„Unified Access“ von Alcatel-Lucent als Problemlöser

Das Gesundheitswesen als Nagelprobe für Mobility, Netzwerk und Co.

| Autor / Redakteur: Benjamin Eggerstedt / Sylvia Lösel / Jürgen Sprenzinger

Einsatz des optimalen Endgeräts

Einige Ärzte brauchen iPads, um Bilder in ausreichender Qualität sichten zu können, während ihre Stellvertreter vielleicht nur ein Smartphone benötigen. Es gibt im Gesundheitswesen viele spezifische Anforderungen, und deshalb sind Kommunikation und Kollaboration so wichtig. Das Netzwerk sollte diese Prozesse unterstützen, nicht behindern, und sicherstellen, dass Audio, Videokonferenzen, Instant Messaging und das Teilen von Dokumenten und Daten jederzeit und auf jedem Endgerät möglich sind.
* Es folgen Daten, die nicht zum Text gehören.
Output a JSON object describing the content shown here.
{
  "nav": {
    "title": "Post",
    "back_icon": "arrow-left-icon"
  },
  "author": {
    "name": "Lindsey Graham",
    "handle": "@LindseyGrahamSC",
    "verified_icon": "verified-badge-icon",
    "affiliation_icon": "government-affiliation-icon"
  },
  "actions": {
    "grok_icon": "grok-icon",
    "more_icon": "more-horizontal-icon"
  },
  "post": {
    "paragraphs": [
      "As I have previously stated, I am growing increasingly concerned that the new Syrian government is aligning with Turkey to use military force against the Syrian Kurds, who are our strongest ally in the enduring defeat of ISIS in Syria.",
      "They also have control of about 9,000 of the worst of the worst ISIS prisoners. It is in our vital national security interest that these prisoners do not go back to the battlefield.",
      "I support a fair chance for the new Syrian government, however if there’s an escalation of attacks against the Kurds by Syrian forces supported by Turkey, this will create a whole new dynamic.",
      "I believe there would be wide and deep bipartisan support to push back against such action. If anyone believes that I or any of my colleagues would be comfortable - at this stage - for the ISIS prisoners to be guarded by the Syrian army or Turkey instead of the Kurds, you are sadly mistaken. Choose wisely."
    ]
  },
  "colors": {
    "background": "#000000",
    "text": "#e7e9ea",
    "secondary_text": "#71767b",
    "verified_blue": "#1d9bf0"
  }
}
Dabei belasten nicht nur Smartphones und iPads die Netzwerke. Auch die neuen fest installierten und mobilen Medizingeräte spielen eine wachsende Rolle im Klinikalltag. Der Anschluss von Medizingeräten an das Netzwerk verringert die Abhängigkeit von der manuellen Datenerfassung; das steigert die Effizienz der Abläufe und verhindert Fehler bei der Erfassung. Im Umfeld der klinischen Pflege ist es ganz besonders wichtig, dass die Echtzeit-Kommunikation zwischen Medizingeräten sowohl zuverlässig als auch sicher funktioniert.
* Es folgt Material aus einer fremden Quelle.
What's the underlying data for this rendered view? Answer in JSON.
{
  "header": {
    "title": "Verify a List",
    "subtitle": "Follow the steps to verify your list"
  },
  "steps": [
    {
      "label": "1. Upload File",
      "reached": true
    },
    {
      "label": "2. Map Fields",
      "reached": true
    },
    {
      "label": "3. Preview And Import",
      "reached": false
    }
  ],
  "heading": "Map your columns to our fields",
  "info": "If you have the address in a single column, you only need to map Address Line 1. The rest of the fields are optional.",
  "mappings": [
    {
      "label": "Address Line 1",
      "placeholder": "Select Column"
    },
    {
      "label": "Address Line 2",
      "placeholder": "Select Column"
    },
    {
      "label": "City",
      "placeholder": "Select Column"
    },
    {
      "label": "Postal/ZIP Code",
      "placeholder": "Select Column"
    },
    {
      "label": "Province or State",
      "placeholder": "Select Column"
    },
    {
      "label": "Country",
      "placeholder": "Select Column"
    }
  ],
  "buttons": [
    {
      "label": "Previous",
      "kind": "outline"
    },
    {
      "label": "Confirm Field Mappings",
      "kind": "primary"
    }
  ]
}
Integration vorhandener Netzwerke

Bei den installierten Netzwerken in Gesundheitsbetrieben gibt es oft das Risiko, dass die Vielzahl der angeschlossenen Nutzer und Geräte unternehmenskritische Prozesse, wie den Zugriff auf klinische Daten, die Kommunikation oder die Remote-Überwachung, beeinträchtigt, weil das Netzwerk nicht alle Anforderungen gleichzeitig erfüllen kann. Mit Unified Access können die vorhandenen Netzwerke in eine moderne LAN- und WLAN-Infrastruktur integriert werden, in der Nutzer mit den unterschiedlichsten Anforderungen und Prioritäten immer die Konnektivität erhalten, die sie benötigen.
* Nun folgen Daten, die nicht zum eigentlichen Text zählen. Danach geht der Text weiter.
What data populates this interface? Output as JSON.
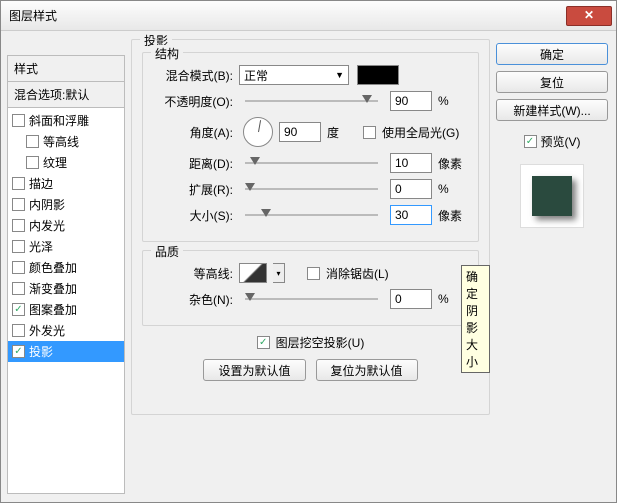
{
  "window": {
    "title": "图层样式"
  },
  "left": {
    "header": "样式",
    "sub": "混合选项:默认",
    "items": [
      {
        "label": "斜面和浮雕",
        "checked": false,
        "indent": false
      },
      {
        "label": "等高线",
        "checked": false,
        "indent": true
      },
      {
        "label": "纹理",
        "checked": false,
        "indent": true
      },
      {
        "label": "描边",
        "checked": false,
        "indent": false
      },
      {
        "label": "内阴影",
        "checked": false,
        "indent": false
      },
      {
        "label": "内发光",
        "checked": false,
        "indent": false
      },
      {
        "label": "光泽",
        "checked": false,
        "indent": false
      },
      {
        "label": "颜色叠加",
        "checked": false,
        "indent": false
      },
      {
        "label": "渐变叠加",
        "checked": false,
        "indent": false
      },
      {
        "label": "图案叠加",
        "checked": true,
        "indent": false
      },
      {
        "label": "外发光",
        "checked": false,
        "indent": false
      },
      {
        "label": "投影",
        "checked": true,
        "indent": false,
        "selected": true
      }
    ]
  },
  "main": {
    "title": "投影",
    "structure": {
      "title": "结构",
      "blend_mode_label": "混合模式(B):",
      "blend_mode_value": "正常",
      "color": "#000000",
      "opacity_label": "不透明度(O):",
      "opacity_value": "90",
      "opacity_unit": "%",
      "angle_label": "角度(A):",
      "angle_value": "90",
      "angle_unit": "度",
      "global_light_label": "使用全局光(G)",
      "global_light_checked": false,
      "distance_label": "距离(D):",
      "distance_value": "10",
      "distance_unit": "像素",
      "spread_label": "扩展(R):",
      "spread_value": "0",
      "spread_unit": "%",
      "size_label": "大小(S):",
      "size_value": "30",
      "size_unit": "像素"
    },
    "quality": {
      "title": "品质",
      "contour_label": "等高线:",
      "antialias_label": "消除锯齿(L)",
      "antialias_checked": false,
      "noise_label": "杂色(N):",
      "noise_value": "0",
      "noise_unit": "%"
    },
    "knockout_label": "图层挖空投影(U)",
    "knockout_checked": true,
    "set_default": "设置为默认值",
    "reset_default": "复位为默认值"
  },
  "right": {
    "ok": "确定",
    "cancel": "复位",
    "new_style": "新建样式(W)...",
    "preview_label": "预览(V)",
    "preview_checked": true
  },
  "tooltip": "确定阴影大小"
}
WLAN-Zugriff für Patienten und Besucher

Ein wesentliches Merkmal einer Unified-Access-Lösung ist die „Application Fluency“ des Netzwerks. Das Netzwerk braucht nutzerzentrierte Services, damit es den Zugang der Nutzer erkennen, autorisieren und steuern kann. Und es braucht gerätezentrierte Services, damit es die verschiedenen Endgeräte erkennen und steuern kann, mit automatischem Onboarding der Geräte. Aber nur mit anwendungszentrierten Services ist das Netzwerk in der Lage, alle wichtigen Applikationen zu erkennen und zu steuern. Und nur dadurch können die IT-Manager die unternehmenskritischen Anwendungen priorisieren, schädliche oder nicht erlaubte Anwendungen stoppen und das Zusammenspiel von Unternehmens- und persönlichen Anwendungen koordinieren.

So können Patienten, die über Skype mit ihrer Familie kommunizieren oder über Laptop oder iPad einen Film sehen, niemals die priorisierten Pflege- oder Unternehmensprozesse beeinträchtigen. Besuchern und Gästen kann nur der einfache Netzwerkzugriff für das Abrufen von E-Mails und das Browsen im Internet gestattet werden, eventuell auch nur in bestimmten Bereichen, so dass sie wichtige Access-Points nicht überlasten.

Der richtige Zugriff

Es geht nicht mehr nur um den Zugriff als solchen, sondern um den richtigen Zugriff, der die Kernanforderungen und Schlüsselfunktionen des Gesundheitsbetriebs nicht beeinträchtigt. Der Support von kritischen medizinischen Daten und klinischen Anwendungen erfordert eine hohe Verfügbarkeit und Leistung des Netzwerks sowohl für Festnetz- als auch für Mobilgeräte.

Unified Access stellt diese Netzwerkleistung bereit, indem es LAN- und WLAN-Umgebungen zusammenführt und ein umfassendes Netzwerkmanagement implementiert, das Nutzer, Geräte und Anwendungen erkennt und damit das Maß an Kontrolle, Sicherheit und Zuverlässigkeit bietet, das für Netzwerke im Gesundheitswesen heute unabdingbar ist.